Democrats highlight Black Lives Matter on first night of convention

But the movement for Black lives was present throughout the night, not confined to a single moment. Nominees don’t usually appear until the final night of a convention, when they accept the nomination, but Joe Biden appeared Monday night in a recorded conversation about systemic racism with Gwen Carr, the mother of Eric Garner; Chicago Mayor Lori Lightfoot; NAACP President Derek Johnson; Houston Police Chief Art Acevedo; and social justice advocate Jamira Burley. That discussion featured Biden doing a lot of listening, not a role a nominee usually takes on, and definitely not one his opponent in November is known for.

Biden did walk a line there, between the calls by many in the movement to defund the police and his own reformist stance. “Most cops are good,” he said. “But the fact is the bad ones have to be identified and prosecuted and out. Period.”

Washington, D.C., Mayor Muriel Bowser was shown speaking in front of the giant “Black Lives Matter” lettering she had painted onto a street one block from the White House. Her remarks focused on Donald Trump’s occupation of her city with federal troops, and the violent clearing of peaceful protesters from Lafayette Square so Trump could have a photo op in front of St. John’s Episcopal Church.

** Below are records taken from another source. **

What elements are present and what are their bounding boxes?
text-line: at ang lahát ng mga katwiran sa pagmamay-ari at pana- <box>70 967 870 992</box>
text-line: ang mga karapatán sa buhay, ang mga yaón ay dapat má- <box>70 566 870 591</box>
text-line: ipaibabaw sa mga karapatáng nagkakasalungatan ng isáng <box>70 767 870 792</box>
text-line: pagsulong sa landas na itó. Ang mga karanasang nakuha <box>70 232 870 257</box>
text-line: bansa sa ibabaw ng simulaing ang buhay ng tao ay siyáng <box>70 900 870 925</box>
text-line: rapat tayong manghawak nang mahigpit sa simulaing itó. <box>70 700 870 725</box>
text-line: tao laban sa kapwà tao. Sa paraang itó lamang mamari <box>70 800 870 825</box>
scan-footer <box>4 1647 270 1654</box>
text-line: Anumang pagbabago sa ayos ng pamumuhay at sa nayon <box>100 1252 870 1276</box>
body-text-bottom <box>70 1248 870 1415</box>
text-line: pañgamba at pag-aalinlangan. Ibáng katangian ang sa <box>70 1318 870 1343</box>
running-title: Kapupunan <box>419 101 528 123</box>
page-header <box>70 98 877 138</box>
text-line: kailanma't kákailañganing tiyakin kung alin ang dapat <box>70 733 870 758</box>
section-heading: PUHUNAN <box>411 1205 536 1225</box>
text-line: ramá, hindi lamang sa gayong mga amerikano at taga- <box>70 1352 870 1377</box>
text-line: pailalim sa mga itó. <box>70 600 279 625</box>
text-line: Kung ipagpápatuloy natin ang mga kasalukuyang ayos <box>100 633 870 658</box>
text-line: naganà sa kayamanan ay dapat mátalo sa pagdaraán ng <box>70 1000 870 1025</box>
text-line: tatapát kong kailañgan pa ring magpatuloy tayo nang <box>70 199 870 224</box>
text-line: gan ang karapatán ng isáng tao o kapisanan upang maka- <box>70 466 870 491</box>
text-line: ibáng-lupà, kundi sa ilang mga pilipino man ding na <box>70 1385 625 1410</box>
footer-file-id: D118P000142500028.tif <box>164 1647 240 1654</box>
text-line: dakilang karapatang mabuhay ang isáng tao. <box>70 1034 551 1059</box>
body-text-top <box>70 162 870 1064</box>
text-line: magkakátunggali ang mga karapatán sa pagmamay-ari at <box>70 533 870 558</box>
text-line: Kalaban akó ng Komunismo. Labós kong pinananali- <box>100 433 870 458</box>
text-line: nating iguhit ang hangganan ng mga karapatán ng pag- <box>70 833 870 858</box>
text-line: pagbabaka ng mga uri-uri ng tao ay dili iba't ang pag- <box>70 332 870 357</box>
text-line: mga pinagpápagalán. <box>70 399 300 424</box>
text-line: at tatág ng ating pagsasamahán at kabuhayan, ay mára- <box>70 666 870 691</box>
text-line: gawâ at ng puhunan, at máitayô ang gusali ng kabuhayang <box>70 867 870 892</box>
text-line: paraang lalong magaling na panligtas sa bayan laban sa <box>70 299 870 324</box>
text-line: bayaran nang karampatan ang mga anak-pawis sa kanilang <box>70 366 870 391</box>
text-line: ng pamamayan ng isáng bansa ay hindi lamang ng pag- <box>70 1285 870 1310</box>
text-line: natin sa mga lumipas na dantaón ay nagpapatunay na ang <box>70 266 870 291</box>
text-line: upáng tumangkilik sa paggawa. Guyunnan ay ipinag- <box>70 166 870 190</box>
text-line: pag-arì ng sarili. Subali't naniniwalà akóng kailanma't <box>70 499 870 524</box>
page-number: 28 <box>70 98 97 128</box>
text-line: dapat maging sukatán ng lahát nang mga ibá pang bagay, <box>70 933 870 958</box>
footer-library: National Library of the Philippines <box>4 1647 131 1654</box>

”If he did this to D.C., he would do it to your city or your town,” Bowser said. “And that’s when I said, ‘Enough’. I said, ‘Enough for every Black and Brown American who has experienced injustice, enough for every American who believes in justice.’” Again, many activists would question the depth of Bowser’s commitment to movement politics. But having her speak directly to this issue at the convention again signaled the central role of not just racial justice but the Black Lives Matter movement specifically in the vision of the United States being laid out in the carefully choreographed DNC.

Tuesday through Thursday nights will show if racial justice was making a one-night-only appearance at the convention or if it will continue to be a theme throughout. 

“And when this moment ends, let’s make sure we never stop saying their names,” Philonise Floyd said in introduction of the moment of silence.